1. In preclinical studies, inaxaplin selectively inhibited apolipoprotein L1 (APOL1) in vitro and reduced proteinuria in a APOL1 G2-homologous transgenic mouse model of proteinuric kidney disease.
2. In a following phase 2a clinical study, 13 participants treated with inaxaplin had a significant reduction in urinary protein-to-creatinine ratio at week 13.
Evidence Rating Level: 3 (Average)
Study Rundown: The presence of two APOL1 variants confers a higher risk for proteinuric chronic kidney disease. These toxic gain-of-function variants may enhance APOL1 channel function leading to podocyte damage. The standard of care for patients with focal segmental glomerulosclerosis and two APOL1 variants, including diuretics, renin-angiotensin-aldosterone system inhibitors, and glucocorticoids, has a poor efficacy and safety profile. In this study, the efficacy of inaxaplin, an APOL1 channel selective inhibitor, for reducing proteinuria, a predictive marker of progression to end-stage kidney disease, was characterized in preclinical and phase 2a clinical studies. In cellular assays, inaxaplin bound directly to APOL1 protein and blocked APOL1 protein channel in a concentration-dependent manner. In a transgenic mouse model of APOL1-mediated kidney disease, inaxaplin administration significantly reduced the mean interferon gamma-induced urinary albumin-to-creatinine ratio. For the clinical study, adult patients with two APOL1 variants and biopsy-proven focal segmental glomerulosclerosis received inaxaplin treatment for 13 weeks and were followed for an additional 28 days. No placebo control was included. For the primary outcome, there was a reduced urinary protein-to-creatinine ratio at week 13 in both nephrotic and subnephrotic-range patients. One patient did not have a reduction despite having 100% adherence to treatment. All adverse events related to the treatment were mild or moderate in severity. As limitations, this study had a small sample size, short duration, and no placebo control.
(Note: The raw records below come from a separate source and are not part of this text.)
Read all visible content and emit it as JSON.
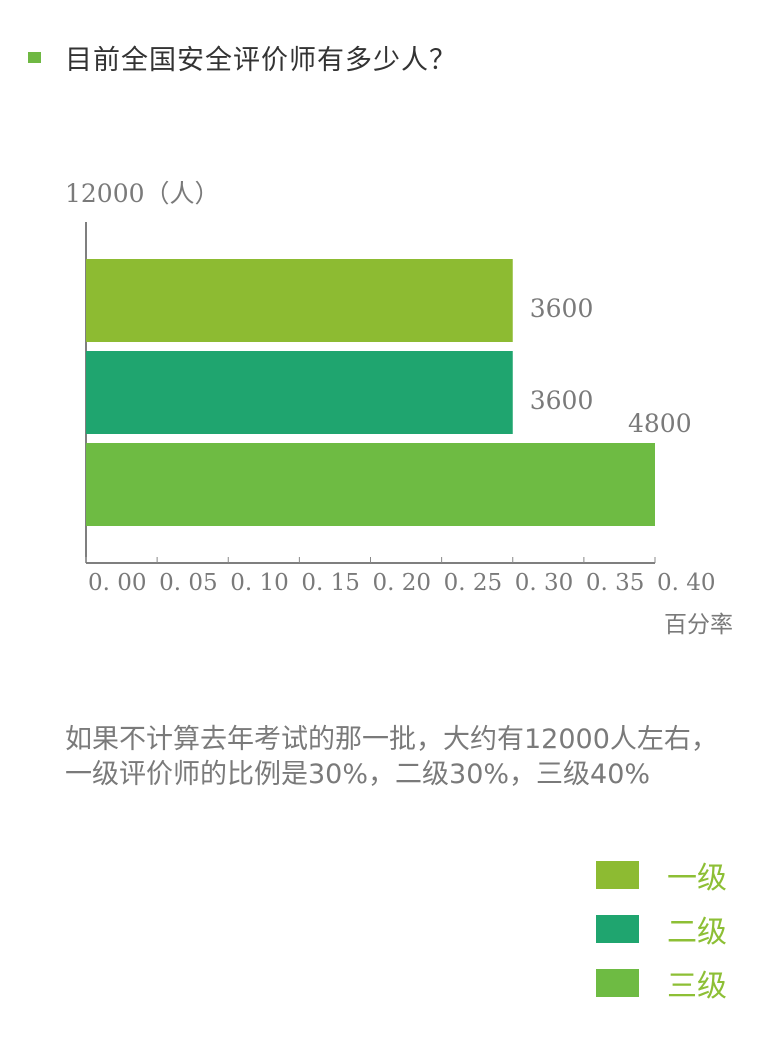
{
  "header": {
    "title": "目前全国安全评价师有多少人？"
  },
  "chart_data": {
    "type": "bar",
    "orientation": "horizontal",
    "unit_label": "12000（人）",
    "xlabel": "百分率",
    "xlim": [
      0,
      0.4
    ],
    "xticks": [
      "0.00",
      "0.05",
      "0.10",
      "0.15",
      "0.20",
      "0.25",
      "0.30",
      "0.35",
      "0.40"
    ],
    "categories": [
      "一级",
      "二级",
      "三级"
    ],
    "values": [
      0.3,
      0.3,
      0.4
    ],
    "data_labels": [
      "3600",
      "3600",
      "4800"
    ],
    "colors": [
      "#8dbb32",
      "#1fa56f",
      "#6ebb43"
    ]
  },
  "summary": {
    "text": "如果不计算去年考试的那一批，大约有12000人左右，一级评价师的比例是30%，二级30%，三级40%"
  },
  "legend": [
    {
      "label": "一级",
      "color": "#8dbb32"
    },
    {
      "label": "二级",
      "color": "#1fa56f"
    },
    {
      "label": "三级",
      "color": "#6ebb43"
    }
  ]
}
Click here to read the study in NEJM
In-Depth [randomized controlled trial]: The mechanism and efficacy of inaxaplin were assessed in preclinical and clinical studies. In the preclinical phase, inaxaplin action was assessed in human embryonic kidney cell lines expressing APOL1 variants and transgenic homozygous APOL1 G2 variant mouse models of kidney disease. In cellular assays assessing thallium ion flux, a surrogate for potassium ion flux, inaxaplin bound directly to APOL1 protein and blocked the channel function of APOL1 in a concentration-dependent manner. In animal studies, prophylactic administration of inaxaplin significantly reduced the urinary albumin-to-creatinine ratio by 74.1% compared to control saline after interferon gamma-induced kidney dysfunction. In the phase 2a clinical trial, 16 adult patients with two APOL1 variants and biopsy-proven focal segmental glomerulosclerosis received inaxaplin treatment for 13 weeks and were followed for an additional 28 days. Three patients did not have at least 80% adherence and were not included in the primary outcome analyses. For the primary outcome, a mean change in the urinary protein-to-creatinine ratio of -47.6% (95% Confidence Interval [CI], -60.0 to -31.3) was observed at week 13 in both nephrotic- and subnephrotic-range groups. One patient did not have a reduction despite having 100% adherence to treatment. Nine patients underwent a further 12 weeks follow-up after treatment for urinary protein-to-creatinine ratio monitoring. The mean urinary protein-to-creatinine ratio increased from -47.6% to -30.1% by week four after treatment. For the safety profile, 15 patients had at least one adverse event, the most common of which were headaches, back pain, and nausea. Two serious adverse events occurred in one participant (deep-vein thrombosis and uterine leiomyoma), which were deemed unrelated to inaxaplin. This study provides initial evidence that targeted inhibitors of APOL1 function could reduce proteinuria for patients with related genetic risk factors.